4000-Year-Old Board Game Uncovered by Archaeologists
Contributor: Luke Plunkett

In December 2021, a team of archaeologists working in Oman made the only type of discovery that would get their work covered on a site like this: they dug up a board game dating back approximately 4000 years, and which it’s thought could be an ancient ancestor to Backgammon.

The dig (via Ars Technica), which was undertaken by the Polish Centre of Mediterranean Archaeology at the University of Warsaw and Oman’s Ministry of Heritage and Tourism, took place in the Qumayrah Valley, and made all kinds of cool (for archaeologists, anyway) Bronze Age discoveries, like some big towers and evidence the settlement was part of the copper trade.

As the dig’s report so enthusiastically recounts, though, the best thing they found was a board game:

But the most unexpected discovery is not related directly to economy or subsistence. – In one of the rooms we’ve found… a game-board! – beams the project director. The board is made of stone and has marked fields and cup-holes. Games based on similar principles were played during the Bronze Age in many economic and cultural centres of that age. – Such finds are rare, but several examples are known from India, Mesopotamia and even the Eastern Mediterranean basin. The most famous example of a game-board based on a similar principle is the one from the graves from Ur, – explains the archaeologist.

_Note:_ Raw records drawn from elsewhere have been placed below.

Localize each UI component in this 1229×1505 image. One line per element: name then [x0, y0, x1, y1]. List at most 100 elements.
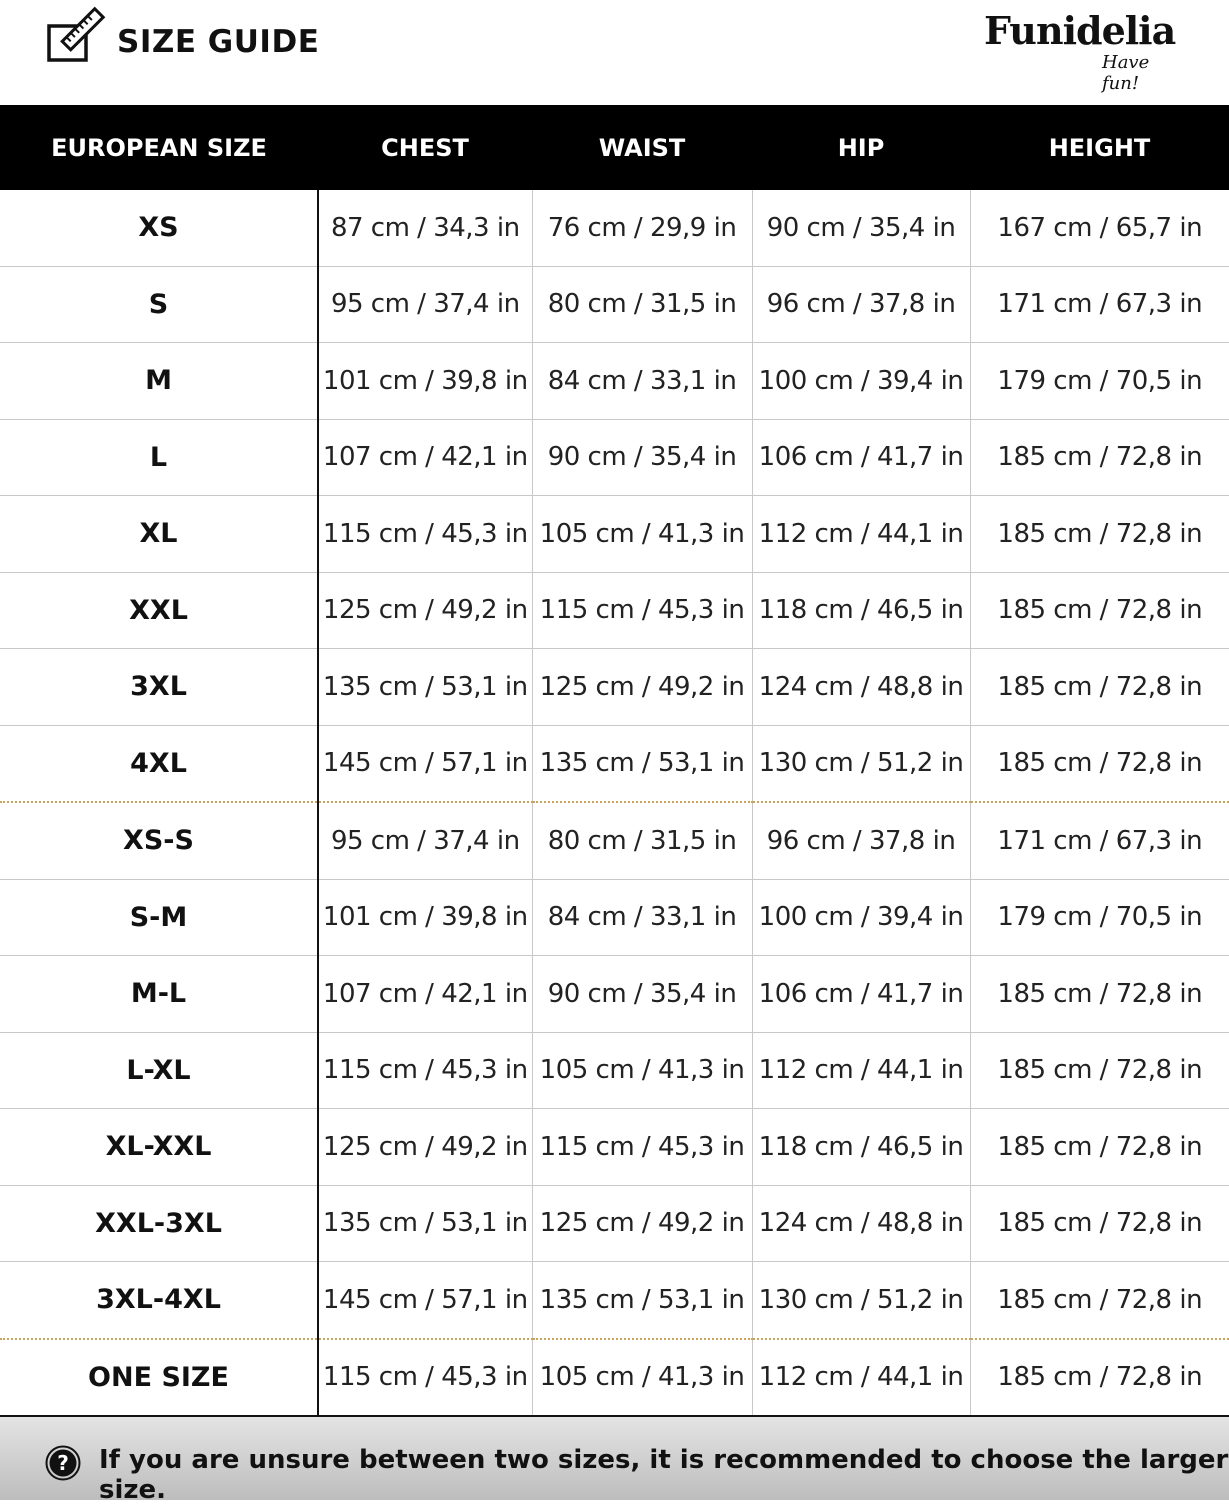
hip-cell: 100 cm / 39,4 in [751, 342, 970, 420]
table-row: L 107 cm / 42,1 in 90 cm / 35,4 in 106 cm /… [0, 419, 1229, 496]
waist-cell: 135 cm / 53,1 in [531, 725, 752, 803]
logo-name: Funidelia [984, 8, 1176, 53]
size-cell: L [0, 419, 319, 496]
height-cell: 185 cm / 72,8 in [969, 648, 1229, 726]
chest-cell: 115 cm / 45,3 in [318, 1032, 532, 1109]
hip-cell: 118 cm / 46,5 in [751, 1108, 970, 1186]
height-cell: 171 cm / 67,3 in [969, 802, 1229, 880]
footer-text: If you are unsure between two sizes, it … [99, 1445, 1229, 1505]
table-row: ONE SIZE 115 cm / 45,3 in 105 cm / 41,3 in… [0, 1338, 1229, 1417]
waist-cell: 115 cm / 45,3 in [531, 1108, 752, 1186]
height-cell: 171 cm / 67,3 in [969, 266, 1229, 343]
waist-cell: 105 cm / 41,3 in [531, 495, 752, 573]
waist-cell: 84 cm / 33,1 in [531, 342, 752, 420]
size-cell: L-XL [0, 1032, 319, 1109]
funidelia-logo: Funidelia Have fun! [984, 8, 1184, 94]
table-row: M-L 107 cm / 42,1 in 90 cm / 35,4 in 106 cm… [0, 955, 1229, 1033]
hip-cell: 124 cm / 48,8 in [751, 1185, 970, 1262]
chest-cell: 87 cm / 34,3 in [318, 190, 532, 267]
hip-cell: 106 cm / 41,7 in [751, 955, 970, 1033]
height-cell: 185 cm / 72,8 in [969, 572, 1229, 649]
size-cell: S-M [0, 879, 319, 956]
chest-cell: 125 cm / 49,2 in [318, 572, 532, 649]
chest-cell: 145 cm / 57,1 in [318, 725, 532, 803]
chest-cell: 101 cm / 39,8 in [318, 879, 532, 956]
hip-cell: 130 cm / 51,2 in [751, 1261, 970, 1340]
size-cell: M-L [0, 955, 319, 1033]
svg-text:?: ? [57, 1451, 69, 1475]
table-row: 3XL-4XL 145 cm / 57,1 in 135 cm / 53,1 in 1… [0, 1261, 1229, 1340]
table-row: XS 87 cm / 34,3 in 76 cm / 29,9 in 90 cm / … [0, 190, 1229, 267]
table-row: XL 115 cm / 45,3 in 105 cm / 41,3 in 112 cm… [0, 495, 1229, 573]
size-cell: 4XL [0, 725, 319, 803]
hip-cell: 96 cm / 37,8 in [751, 802, 970, 880]
column-header-chest: CHEST [318, 105, 532, 190]
page-title: SIZE GUIDE [117, 24, 320, 60]
size-cell: XXL-3XL [0, 1185, 319, 1262]
height-cell: 185 cm / 72,8 in [969, 725, 1229, 803]
hip-cell: 106 cm / 41,7 in [751, 419, 970, 496]
height-cell: 185 cm / 72,8 in [969, 1338, 1229, 1417]
table-row: XS-S 95 cm / 37,4 in 80 cm / 31,5 in 96 cm … [0, 802, 1229, 880]
table-row: XXL-3XL 135 cm / 53,1 in 125 cm / 49,2 in 1… [0, 1185, 1229, 1262]
table-row: 3XL 135 cm / 53,1 in 125 cm / 49,2 in 124 c… [0, 648, 1229, 726]
height-cell: 185 cm / 72,8 in [969, 1032, 1229, 1109]
table-row: S-M 101 cm / 39,8 in 84 cm / 33,1 in 100 cm… [0, 879, 1229, 956]
chest-cell: 135 cm / 53,1 in [318, 1185, 532, 1262]
height-cell: 185 cm / 72,8 in [969, 419, 1229, 496]
chest-cell: 95 cm / 37,4 in [318, 266, 532, 343]
waist-cell: 105 cm / 41,3 in [531, 1032, 752, 1109]
question-circle-icon: ? [45, 1445, 81, 1481]
hip-cell: 112 cm / 44,1 in [751, 1032, 970, 1109]
table-row: S 95 cm / 37,4 in 80 cm / 31,5 in 96 cm / 3… [0, 266, 1229, 343]
height-cell: 179 cm / 70,5 in [969, 879, 1229, 956]
hip-cell: 96 cm / 37,8 in [751, 266, 970, 343]
size-cell: XS-S [0, 802, 319, 880]
footer-note: ? If you are unsure between two sizes, i… [0, 1417, 1229, 1505]
size-cell: XL [0, 495, 319, 573]
table-row: XXL 125 cm / 49,2 in 115 cm / 45,3 in 118 c… [0, 572, 1229, 649]
column-header-european-size: EUROPEAN SIZE [0, 105, 318, 190]
chest-cell: 115 cm / 45,3 in [318, 1338, 532, 1417]
column-header-waist: WAIST [532, 105, 752, 190]
hip-cell: 90 cm / 35,4 in [751, 190, 970, 267]
hip-cell: 124 cm / 48,8 in [751, 648, 970, 726]
waist-cell: 105 cm / 41,3 in [531, 1338, 752, 1417]
height-cell: 185 cm / 72,8 in [969, 955, 1229, 1033]
hip-cell: 118 cm / 46,5 in [751, 572, 970, 649]
waist-cell: 80 cm / 31,5 in [531, 802, 752, 880]
table-row: M 101 cm / 39,8 in 84 cm / 33,1 in 100 cm /… [0, 342, 1229, 420]
size-cell: M [0, 342, 319, 420]
waist-cell: 80 cm / 31,5 in [531, 266, 752, 343]
chest-cell: 101 cm / 39,8 in [318, 342, 532, 420]
chest-cell: 135 cm / 53,1 in [318, 648, 532, 726]
height-cell: 185 cm / 72,8 in [969, 495, 1229, 573]
height-cell: 185 cm / 72,8 in [969, 1185, 1229, 1262]
hip-cell: 112 cm / 44,1 in [751, 1338, 970, 1417]
hip-cell: 130 cm / 51,2 in [751, 725, 970, 803]
table-row: XL-XXL 125 cm / 49,2 in 115 cm / 45,3 in 11… [0, 1108, 1229, 1186]
chest-cell: 125 cm / 49,2 in [318, 1108, 532, 1186]
chest-cell: 145 cm / 57,1 in [318, 1261, 532, 1340]
chest-cell: 115 cm / 45,3 in [318, 495, 532, 573]
table-header-row: EUROPEAN SIZE CHEST WAIST HIP HEIGHT [0, 105, 1229, 190]
size-cell: 3XL [0, 648, 319, 726]
height-cell: 185 cm / 72,8 in [969, 1261, 1229, 1340]
height-cell: 185 cm / 72,8 in [969, 1108, 1229, 1186]
size-cell: ONE SIZE [0, 1338, 319, 1417]
table-row: L-XL 115 cm / 45,3 in 105 cm / 41,3 in 112 … [0, 1032, 1229, 1109]
waist-cell: 90 cm / 35,4 in [531, 955, 752, 1033]
size-cell: XS [0, 190, 319, 267]
size-table: EUROPEAN SIZE CHEST WAIST HIP HEIGHT XS 8… [0, 105, 1229, 1417]
waist-cell: 135 cm / 53,1 in [531, 1261, 752, 1340]
size-cell: XXL [0, 572, 319, 649]
column-header-height: HEIGHT [970, 105, 1229, 190]
chest-cell: 107 cm / 42,1 in [318, 419, 532, 496]
waist-cell: 125 cm / 49,2 in [531, 1185, 752, 1262]
hip-cell: 112 cm / 44,1 in [751, 495, 970, 573]
waist-cell: 90 cm / 35,4 in [531, 419, 752, 496]
logo-tagline: Have fun! [1102, 52, 1150, 94]
top-bar: SIZE GUIDE Funidelia Have fun! [0, 0, 1229, 105]
waist-cell: 76 cm / 29,9 in [531, 190, 752, 267]
ruler-checkbox-icon [47, 6, 106, 62]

Like the summary suggests, while the game found in the Qumayrah Valley is something of a mystery, it’s at least similar to the Royal Game of Ur, one of the most famous board games of antiquity. And that game has a hell of a story; as Ars’ Jennifer Ouellette explains, while the game had been discovered a century ago, nobody knew how to actually play it until the 1980s, when “a curator at the British Museum named Irving Finkel translated a Babylonian clay tablet in the early 1980s that turned out to be a description of the rules.”

Once the rules had been discovered and people could play the game, it was quickly apparent that the Royal Game of Ur, also known as the Game of Twenty Squares, had either evolved into or had been replaced by the game we know today as Backgammon.

Sadly, the dig did not uncover any bronze shoes or windows.